Recently, I was commissioned to shoot a portrait and well, it reminds me of all those difficult sitters who don’t want to be in front of the camera. “Oh, I hate being photographed!” they say, as they look into my lights as if they are coming right at them at speed. In fact, if you think about it; getting so close with a camera can be quite an intimate situation, putting the power squarely on the photographer. I understand this so well, as a child I would cry every time someone wanted to take a picture of me… go figure, what was going on in my young mind (so it is probably best to not analyse too much why someone hates being photographed and just get on with it – unless of course they think you are stealing their soul).
As an adult I have just learnt to use the camera for my own devices whether in front of behind it.
It’s all about evolving, so on the moment of the shoot, you have to get the person you are photographing to evolve with you, to distract them so they forget that this is something horrid to feeling, “wow, this was fun”. Yes, sometimes you have to be the clown, the court jester just to get the shot.
First off, you have to connect with the subject, talk to them, chitchat to them while you are setting up. Ask them stuff about themselves, complement them… you know all the social skills you have developed up to this point – use them. You won’t get very far if you are demure, quiet, aloof, distant and arrogant.
Some people are very difficult and tricky to get them to relax, but so long as you are relaxed and appear in control, you are one step closer to getting the shot.
When you place them in position, it’s almost like instant freeze, nervous twitches and that glazed-over terrified look. I let them know that I will guide them through the whole process – I talk randomly about what I am doing with the light as I fiddle etc. You don’t want them to feel as if they‘re at a dentist, where things get done to them. This is a partnership between them and you.

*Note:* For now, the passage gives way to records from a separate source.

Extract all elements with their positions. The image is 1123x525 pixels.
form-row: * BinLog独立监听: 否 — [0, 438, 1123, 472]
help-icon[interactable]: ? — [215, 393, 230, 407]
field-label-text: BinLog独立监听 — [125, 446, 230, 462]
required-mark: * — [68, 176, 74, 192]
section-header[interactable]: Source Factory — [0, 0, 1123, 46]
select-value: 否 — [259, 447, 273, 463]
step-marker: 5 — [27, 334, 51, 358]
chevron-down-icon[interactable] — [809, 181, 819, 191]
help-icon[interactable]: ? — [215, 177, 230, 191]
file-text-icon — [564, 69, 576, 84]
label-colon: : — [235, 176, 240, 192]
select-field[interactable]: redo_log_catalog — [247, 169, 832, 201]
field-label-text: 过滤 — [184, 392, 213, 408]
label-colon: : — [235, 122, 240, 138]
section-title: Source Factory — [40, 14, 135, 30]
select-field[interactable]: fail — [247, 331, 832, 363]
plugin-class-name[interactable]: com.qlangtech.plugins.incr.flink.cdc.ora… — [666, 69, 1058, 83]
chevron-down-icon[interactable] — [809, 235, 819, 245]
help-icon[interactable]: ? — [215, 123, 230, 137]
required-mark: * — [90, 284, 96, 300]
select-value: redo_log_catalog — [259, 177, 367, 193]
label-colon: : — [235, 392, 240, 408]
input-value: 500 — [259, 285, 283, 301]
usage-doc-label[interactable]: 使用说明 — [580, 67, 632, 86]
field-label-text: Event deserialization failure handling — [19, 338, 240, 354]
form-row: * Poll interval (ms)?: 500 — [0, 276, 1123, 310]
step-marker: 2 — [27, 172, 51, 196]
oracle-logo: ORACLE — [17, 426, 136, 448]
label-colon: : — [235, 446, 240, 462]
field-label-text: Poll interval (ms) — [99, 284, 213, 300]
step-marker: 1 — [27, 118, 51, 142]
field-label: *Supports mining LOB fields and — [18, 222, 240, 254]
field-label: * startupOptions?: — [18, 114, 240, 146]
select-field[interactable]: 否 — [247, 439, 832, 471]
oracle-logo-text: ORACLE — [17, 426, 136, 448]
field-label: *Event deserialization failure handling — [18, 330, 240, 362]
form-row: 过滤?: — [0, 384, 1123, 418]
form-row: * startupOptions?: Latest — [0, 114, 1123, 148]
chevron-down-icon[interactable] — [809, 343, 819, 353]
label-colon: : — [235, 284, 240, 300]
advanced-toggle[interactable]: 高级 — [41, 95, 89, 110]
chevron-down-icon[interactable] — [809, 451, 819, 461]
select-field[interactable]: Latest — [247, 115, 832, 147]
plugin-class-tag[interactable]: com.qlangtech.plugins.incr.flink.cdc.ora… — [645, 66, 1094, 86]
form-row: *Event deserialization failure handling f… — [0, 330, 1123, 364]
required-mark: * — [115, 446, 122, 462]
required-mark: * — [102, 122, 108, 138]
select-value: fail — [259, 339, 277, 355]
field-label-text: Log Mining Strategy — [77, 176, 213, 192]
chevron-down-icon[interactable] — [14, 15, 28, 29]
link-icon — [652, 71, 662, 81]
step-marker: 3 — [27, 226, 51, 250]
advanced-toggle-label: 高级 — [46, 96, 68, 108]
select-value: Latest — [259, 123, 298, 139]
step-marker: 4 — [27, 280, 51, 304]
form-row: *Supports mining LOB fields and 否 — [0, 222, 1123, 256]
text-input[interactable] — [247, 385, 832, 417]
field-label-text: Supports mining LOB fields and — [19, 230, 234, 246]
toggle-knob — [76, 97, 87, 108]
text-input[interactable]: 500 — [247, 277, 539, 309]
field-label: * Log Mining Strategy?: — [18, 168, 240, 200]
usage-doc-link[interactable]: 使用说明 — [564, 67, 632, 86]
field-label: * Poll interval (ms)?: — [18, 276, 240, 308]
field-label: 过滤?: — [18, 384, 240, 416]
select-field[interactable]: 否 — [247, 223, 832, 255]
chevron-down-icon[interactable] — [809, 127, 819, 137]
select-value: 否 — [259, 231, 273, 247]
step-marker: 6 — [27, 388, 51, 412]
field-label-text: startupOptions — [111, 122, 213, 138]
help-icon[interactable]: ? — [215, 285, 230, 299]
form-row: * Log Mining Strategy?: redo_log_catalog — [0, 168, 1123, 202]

Never turn you back to them, particularly when you are analysing your digital captures and your head is buried into technical scrutiny, let them know what you are doing, every step of the way. Let them know when you are softening, cranking up the light and engage with them, show them the pics too. I have had some people get so into the shoot that by the end of it they are posing out of their own volition.
If there is an unsightly blemish, reassure them of the wonders of photoshop… most people are self conscious of one thing or another and the word ‘photoshop’ is like their faerie godmother that will transform them into their dream self – mmm well, not quite.
Almost a decade ago I had to photograph a woman in her late 60s for a magazine, she was so unbelievable camera shy, or had sheer camera fear. I had, had difficult people before but nothing had prepared me for this. We discussed the spot in her house where we would shoot the portrait, and discussed her hair and everything else. I placed the lights and positioned the camera on the tripod (the days of heavy medium format film cameras). So there were no variables she was not aware off, but she sat there and looked great and relaxed until the very moment my head looked through the viewfinder. Loss of eye contact, and I lost her. She would jump up and run to the bathroom to fix her hair, we tried again, same thing off she went to get a glass of water, and again, she was finally running out of things to go and do. I got her to look into the lens while I looked at her, everything was set so I just clicked, and clicked and clicked as I kept my eyes on her, constantly getting her to look into camera (that was the brief for the image).
I only shot one roll of film with 12 frames, but that was all I needed and a ton of patience.